Dugaan itu membuat Kalila merasa bersalah. Tak ada yang tahu, menyakiti Brian sejatinya sama dengan melukai diri Kalila sendiri. Selama ini, ia selalu berharap lelaki yang dicintainya dalam diam itu bisa menemukan bahagia tanpa harus bersamanya. Meski, seringkali hati Kalila berkhianat dengan berhasrat memiliki kesempatan untuk menggenapkan cintanya pada Brian.
Sayang, setelah bertahun-tahun didera dilema, kini Kalila tak hanya harus rela melepaskan. Ia akan menyakiti Brian dan membuat lelaki itu membencinya. Kebencian yang mungkin akan ia dapatkan seumur hidup.

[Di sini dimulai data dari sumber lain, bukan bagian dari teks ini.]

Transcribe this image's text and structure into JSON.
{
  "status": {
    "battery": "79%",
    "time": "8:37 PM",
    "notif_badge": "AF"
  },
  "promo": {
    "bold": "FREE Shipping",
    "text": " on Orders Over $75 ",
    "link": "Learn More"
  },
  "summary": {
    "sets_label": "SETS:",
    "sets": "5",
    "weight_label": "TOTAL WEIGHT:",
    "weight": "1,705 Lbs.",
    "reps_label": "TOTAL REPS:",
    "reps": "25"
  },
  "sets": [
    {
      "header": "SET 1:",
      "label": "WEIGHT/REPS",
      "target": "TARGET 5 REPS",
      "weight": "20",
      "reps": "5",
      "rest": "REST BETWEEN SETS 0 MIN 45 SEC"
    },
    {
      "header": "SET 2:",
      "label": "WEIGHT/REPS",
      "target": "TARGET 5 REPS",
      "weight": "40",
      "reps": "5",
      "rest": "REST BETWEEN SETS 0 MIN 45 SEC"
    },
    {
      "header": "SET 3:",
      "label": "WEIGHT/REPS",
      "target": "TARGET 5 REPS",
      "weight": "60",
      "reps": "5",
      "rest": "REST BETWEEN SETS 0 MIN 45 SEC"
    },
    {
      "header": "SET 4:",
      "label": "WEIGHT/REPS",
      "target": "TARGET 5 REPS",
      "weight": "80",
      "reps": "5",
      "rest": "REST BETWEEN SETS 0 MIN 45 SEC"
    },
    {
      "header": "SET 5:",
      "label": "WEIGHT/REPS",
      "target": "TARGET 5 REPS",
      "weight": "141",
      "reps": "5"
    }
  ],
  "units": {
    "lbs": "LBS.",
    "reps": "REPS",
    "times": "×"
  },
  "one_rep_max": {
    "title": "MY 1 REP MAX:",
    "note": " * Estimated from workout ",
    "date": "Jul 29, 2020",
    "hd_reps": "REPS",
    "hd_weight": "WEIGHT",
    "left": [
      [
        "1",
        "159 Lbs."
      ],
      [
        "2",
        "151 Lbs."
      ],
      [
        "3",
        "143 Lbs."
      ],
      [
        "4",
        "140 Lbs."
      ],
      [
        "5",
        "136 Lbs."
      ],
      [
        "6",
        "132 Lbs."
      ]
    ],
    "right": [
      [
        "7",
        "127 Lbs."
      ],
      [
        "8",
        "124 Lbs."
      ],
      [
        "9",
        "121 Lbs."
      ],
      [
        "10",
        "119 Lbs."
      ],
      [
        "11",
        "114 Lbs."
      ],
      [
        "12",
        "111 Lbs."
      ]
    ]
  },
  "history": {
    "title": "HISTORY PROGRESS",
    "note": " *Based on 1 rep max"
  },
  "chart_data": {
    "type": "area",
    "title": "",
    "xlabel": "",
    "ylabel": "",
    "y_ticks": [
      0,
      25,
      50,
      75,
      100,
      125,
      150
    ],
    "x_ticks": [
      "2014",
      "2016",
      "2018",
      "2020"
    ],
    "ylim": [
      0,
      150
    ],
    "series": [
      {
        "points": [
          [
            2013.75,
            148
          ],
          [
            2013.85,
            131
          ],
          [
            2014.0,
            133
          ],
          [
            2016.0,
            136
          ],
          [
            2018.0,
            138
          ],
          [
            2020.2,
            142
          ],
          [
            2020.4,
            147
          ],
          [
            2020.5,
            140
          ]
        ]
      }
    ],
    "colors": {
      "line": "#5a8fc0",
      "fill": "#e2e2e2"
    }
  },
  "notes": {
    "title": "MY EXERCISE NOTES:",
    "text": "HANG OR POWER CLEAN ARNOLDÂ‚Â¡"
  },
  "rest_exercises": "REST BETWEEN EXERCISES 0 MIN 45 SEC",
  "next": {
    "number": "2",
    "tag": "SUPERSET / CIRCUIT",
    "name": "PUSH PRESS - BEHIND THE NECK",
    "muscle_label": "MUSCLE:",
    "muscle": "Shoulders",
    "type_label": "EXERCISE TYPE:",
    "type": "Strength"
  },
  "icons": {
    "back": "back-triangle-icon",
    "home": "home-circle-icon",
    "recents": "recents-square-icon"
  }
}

"Nduk," panggil Burhan yang muncul dari ruang tamu. Ia sedang berjemur di teras depan ketika mendengarkan Kalila menelepon Brian. "Tadi yang telepon itu Nak Brian?"
Kalila menyongsong sang ayah, menarik kursi roda lelaki itu agar sejajar dengan kursi yang ia tempati.
"Inggih, Pak," jawabnya singkat. Teringat jika saat ini pun Brian memanggil Burhan dengan panggilan serupa. Bapak. "Kalila ambilkan minum, ya, Pak? Tadi baru sarapan aja, belum minum obat, kan?"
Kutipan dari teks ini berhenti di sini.